Kindness Toward Disabled People Is More Complicated Than You Think - DoreenMichele
https://time.com/5881597/disability-kindness/
======
giardini
Those who acquire a disability early have lived with it awhile and adapted to
their environment. So I don't even think about it, knowing that, if they need
help they will almost certainly ask.

Those who are disabled by accidents have a harder time IMO b/c it takes time
to learn how to adapt and they will always remember what life was like before
the accident. That memory is hard to let go of: part of you is gone forever.
I'm more attentive to these people, knowing that often the learning and
adaptation is occurring right in front of me.
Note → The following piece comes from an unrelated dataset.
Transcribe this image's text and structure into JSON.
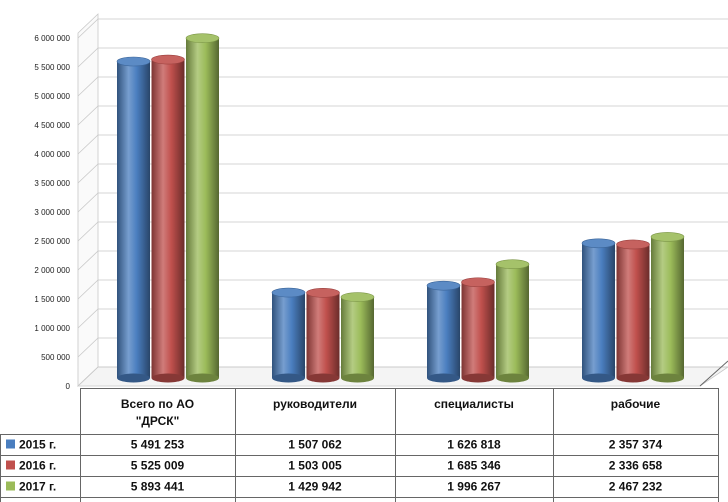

Then there are those, mostly elderly, who don't yet realize that they are
becoming disabled/weak. I see them in stores, for example, struggling to reach
or lift (e.g.,cases of bottled water, an item on a shelf 8 feet up). I always
offer to help, and always leave them with the reminder that "Tall people are
here to reach the top shelf, so don't hesitate to ask!"

Sometimes I think of a life with normal height and strength, a life where I
wasn't the only one who could see the grunge growing atop the refrigerator or
who could help move a piano up the stairs. But we're all different, we all can
do different things and, thanks to our differences, there's always someone (or
some ones) for the task.